Desi was winning no medals as husband, but he shines as a director and producer. In ten minutes he had that Christmas program ticking like a clock. The New Year hadn’t yet come around the corner before Lucy wanted to sue him for divorce, which was something Desi had been convinced she would never do.

“You can’t,” I told her. “You and Desi both signed the Westinghouse contract as partners. If you walk out, they could cancel and sue you.”

She had to listen to the same tune from me every week. She was itching to dump Desi and so desperate to leave Hollywood that she’d have played Uncle Tom’s Cabin if it would take her to Broadway. Instead she took on the next best thing—a musical called Wildcat, on which she staked money and her reputation.

Lucy hasn’t many illusions about herself. “I’m not beautiful, not sexy, and I don’t have a good figure,” she says. She knows she can’t sing and she admits that too many years have flowed under the bridge for her to dance like Cyd Charisse. But for Wildcat she had to sing, dance, and hold the show together. She tried to inject some sparkle by ad-libbing wisecracks à la Lucy. The author, instead of being grateful, was fit to be tied.
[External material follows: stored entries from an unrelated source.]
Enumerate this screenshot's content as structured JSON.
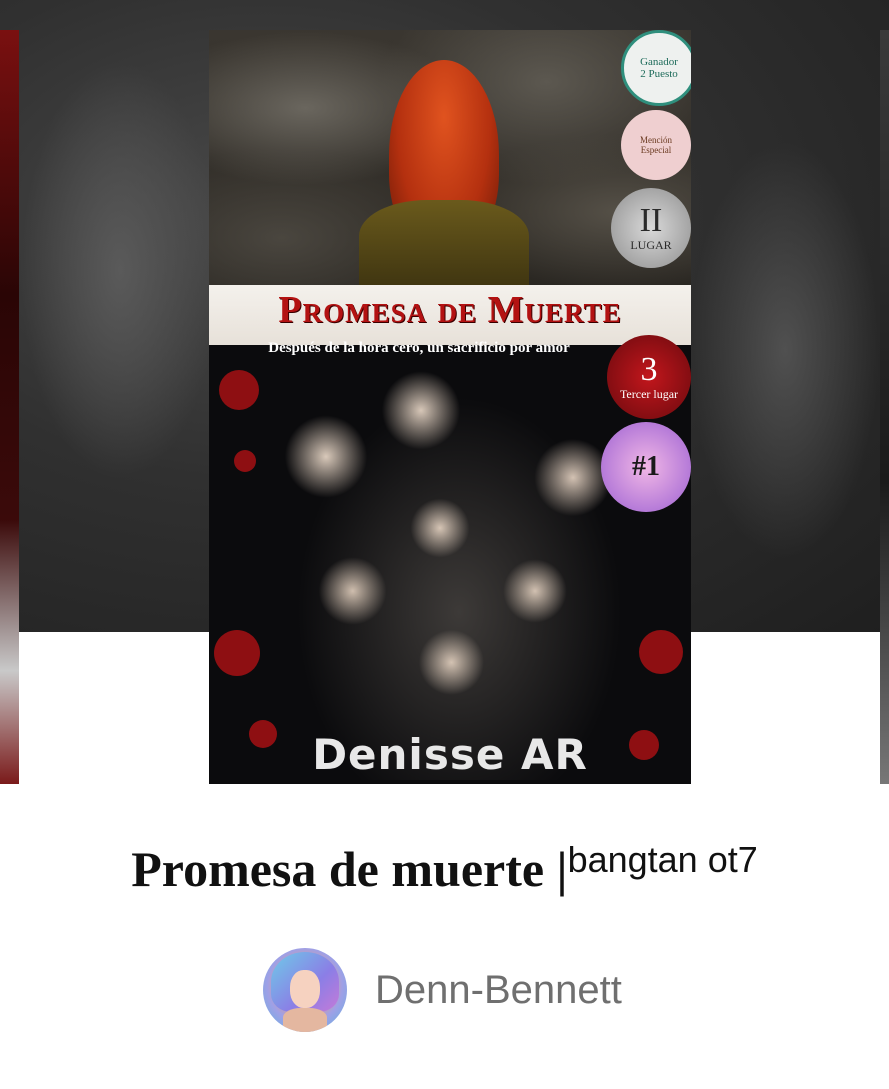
{
  "cover": {
    "title": "Promesa de Muerte",
    "tagline": "Después de la hora cero, un sacrificio por amor",
    "author": "Denisse AR",
    "badges": [
      {
        "name": "ganador-badge",
        "line1": "Ganador",
        "line2": "2 Puesto"
      },
      {
        "name": "mencion-especial-badge",
        "line1": "Mención",
        "line2": "Especial"
      },
      {
        "name": "segundo-lugar-badge",
        "line1": "II",
        "line2": "LUGAR"
      },
      {
        "name": "tercer-lugar-badge",
        "line1": "3",
        "line2": "Tercer lugar"
      },
      {
        "name": "numero-uno-badge",
        "line1": "#1"
      }
    ]
  },
  "story": {
    "title": "Promesa de muerte |",
    "title_suffix": "bangtan ot7"
  },
  "author": {
    "name": "Denn-Bennett"
  },
  "colors": {
    "title_red": "#b31212",
    "author_gray": "#6f6f6f",
    "backdrop": "#2b2b2b"
  }
}
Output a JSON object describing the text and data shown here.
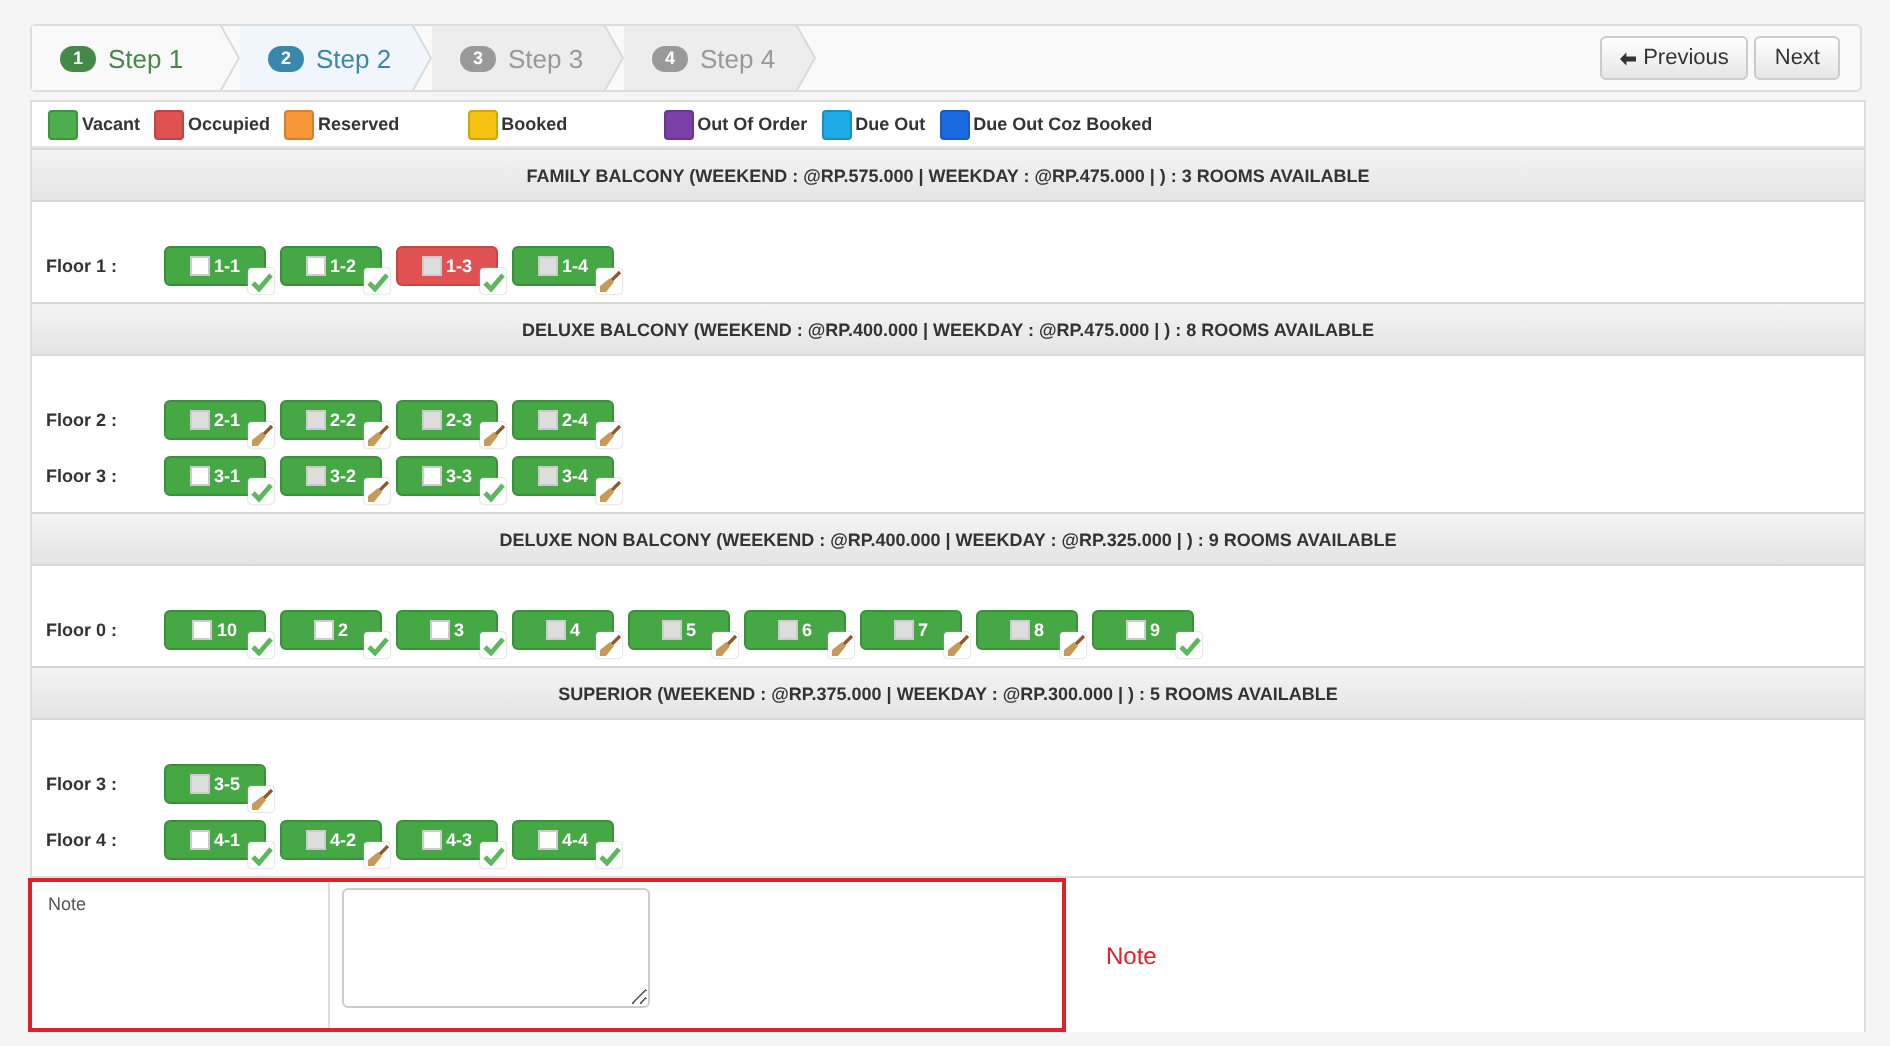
{
  "steps": [
    {
      "number": "1",
      "label": "Step 1",
      "selected": false,
      "completed": true
    },
    {
      "number": "2",
      "label": "Step 2",
      "selected": true,
      "completed": false
    },
    {
      "number": "3",
      "label": "Step 3",
      "selected": false,
      "completed": false
    },
    {
      "number": "4",
      "label": "Step 4",
      "selected": false,
      "completed": false
    }
  ],
  "nav_buttons": [
    {
      "label": "Previous",
      "kind": "back"
    },
    {
      "label": "Next",
      "kind": "plain"
    }
  ],
  "legend": [
    {
      "label": "Vacant",
      "color": "#4cae4c"
    },
    {
      "label": "Occupied",
      "color": "#e05252"
    },
    {
      "label": "Reserved",
      "color": "#f7973a"
    },
    {
      "label": "Booked",
      "color": "#f5c211"
    },
    {
      "label": "Out Of Order",
      "color": "#7b3fa8"
    },
    {
      "label": "Due Out",
      "color": "#1eaae7"
    },
    {
      "label": "Due Out Coz Booked",
      "color": "#1a6be0"
    }
  ],
  "sections": [
    {
      "title": "FAMILY BALCONY (WEEKEND : @RP.575.000 | WEEKDAY : @RP.475.000 | ) : 3 ROOMS AVAILABLE",
      "floors": [
        {
          "label": "Floor 1 :",
          "rooms": [
            {
              "name": "1-1",
              "occupied": false,
              "disabled": false,
              "clean": true
            },
            {
              "name": "1-2",
              "occupied": false,
              "disabled": false,
              "clean": true
            },
            {
              "name": "1-3",
              "occupied": true,
              "disabled": true,
              "clean": true
            },
            {
              "name": "1-4",
              "occupied": false,
              "disabled": true,
              "clean": false
            }
          ]
        }
      ]
    },
    {
      "title": "DELUXE BALCONY (WEEKEND : @RP.400.000 | WEEKDAY : @RP.475.000 | ) : 8 ROOMS AVAILABLE",
      "floors": [
        {
          "label": "Floor 2 :",
          "rooms": [
            {
              "name": "2-1",
              "occupied": false,
              "disabled": true,
              "clean": false
            },
            {
              "name": "2-2",
              "occupied": false,
              "disabled": true,
              "clean": false
            },
            {
              "name": "2-3",
              "occupied": false,
              "disabled": true,
              "clean": false
            },
            {
              "name": "2-4",
              "occupied": false,
              "disabled": true,
              "clean": false
            }
          ]
        },
        {
          "label": "Floor 3 :",
          "rooms": [
            {
              "name": "3-1",
              "occupied": false,
              "disabled": false,
              "clean": true
            },
            {
              "name": "3-2",
              "occupied": false,
              "disabled": true,
              "clean": false
            },
            {
              "name": "3-3",
              "occupied": false,
              "disabled": false,
              "clean": true
            },
            {
              "name": "3-4",
              "occupied": false,
              "disabled": true,
              "clean": false
            }
          ]
        }
      ]
    },
    {
      "title": "DELUXE NON BALCONY (WEEKEND : @RP.400.000 | WEEKDAY : @RP.325.000 | ) : 9 ROOMS AVAILABLE",
      "floors": [
        {
          "label": "Floor 0 :",
          "rooms": [
            {
              "name": "10",
              "occupied": false,
              "disabled": false,
              "clean": true
            },
            {
              "name": "2",
              "occupied": false,
              "disabled": false,
              "clean": true
            },
            {
              "name": "3",
              "occupied": false,
              "disabled": false,
              "clean": true
            },
            {
              "name": "4",
              "occupied": false,
              "disabled": true,
              "clean": false
            },
            {
              "name": "5",
              "occupied": false,
              "disabled": true,
              "clean": false
            },
            {
              "name": "6",
              "occupied": false,
              "disabled": true,
              "clean": false
            },
            {
              "name": "7",
              "occupied": false,
              "disabled": true,
              "clean": false
            },
            {
              "name": "8",
              "occupied": false,
              "disabled": true,
              "clean": false
            },
            {
              "name": "9",
              "occupied": false,
              "disabled": false,
              "clean": true
            }
          ]
        }
      ]
    },
    {
      "title": "SUPERIOR (WEEKEND : @RP.375.000 | WEEKDAY : @RP.300.000 | ) : 5 ROOMS AVAILABLE",
      "floors": [
        {
          "label": "Floor 3 :",
          "rooms": [
            {
              "name": "3-5",
              "occupied": false,
              "disabled": true,
              "clean": false
            }
          ]
        },
        {
          "label": "Floor 4 :",
          "rooms": [
            {
              "name": "4-1",
              "occupied": false,
              "disabled": false,
              "clean": true
            },
            {
              "name": "4-2",
              "occupied": false,
              "disabled": true,
              "clean": false
            },
            {
              "name": "4-3",
              "occupied": false,
              "disabled": false,
              "clean": true
            },
            {
              "name": "4-4",
              "occupied": false,
              "disabled": false,
              "clean": true
            }
          ]
        }
      ]
    }
  ],
  "note": {
    "label": "Note",
    "hint": "Note"
  }
}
After a lot of her cash had vanished and she’d collapsed two or three times on stage, she returned to Hollywood. She licked her wounds and, with Desi down on his ranch breeding horses, earned fresh medals as a businesswoman by helping to put Desilu back on its feet.

In November 1961, I went to the wedding of Lucy and Gary Morton, a young man she met on a blind date while she was playing in Wildcat and he was telling jokes at the Copacabana. He makes her happy, and she told me that he’d be able to spend the summer at home while she started a new television series. No, Gary would not co-star.

* * * * *

Joan Crawford has been a priestess at the shrine of success since she was a hoofer named Lucille Le Sueur. She’s been put to the sacrificial flames more than once, but has always risen like Lazarus and lived to burn another day.

She’s cool, courageous, and thinks like a man. She labors twenty-four hours a day to keep her name in the pupil of the public eye. She’ll time her arrival at a theater seconds before the curtain goes up and make such an entrance that the audience sees only her through act one, scene one. The actors on stage may hate it, but she’s having a ball. If she has a surviving fan club in any city she’s visiting, she’ll carefully supply its president in advance with a complete schedule for the day, detailed to the minute, and collect such crowds that by evening there’ll be a mob hundreds strong escorting her.

She was called box-office poison and couldn’t get a job for years after her Metro contract ended. Out of money, she continued to play the star and hold her head high, and she had the town’s sympathy. Mildred Pierce put her back in pictures and won her an Oscar, as much for bravery under fire as for her acting. The same gutsy quality showed when her husband, Al Steele, died and she took on a job as traveling ambassador for his company, Pepsi-Cola. Just before that, he’d arranged for her to visit the Strategic Air Command base at Omaha, Nebraska. Typically, she went through with the visit alone. Going on from there to Hollywood, she told me about it over dinner at the home of Billy Haines, once a picture star, now a top decorator with Joan among his customers.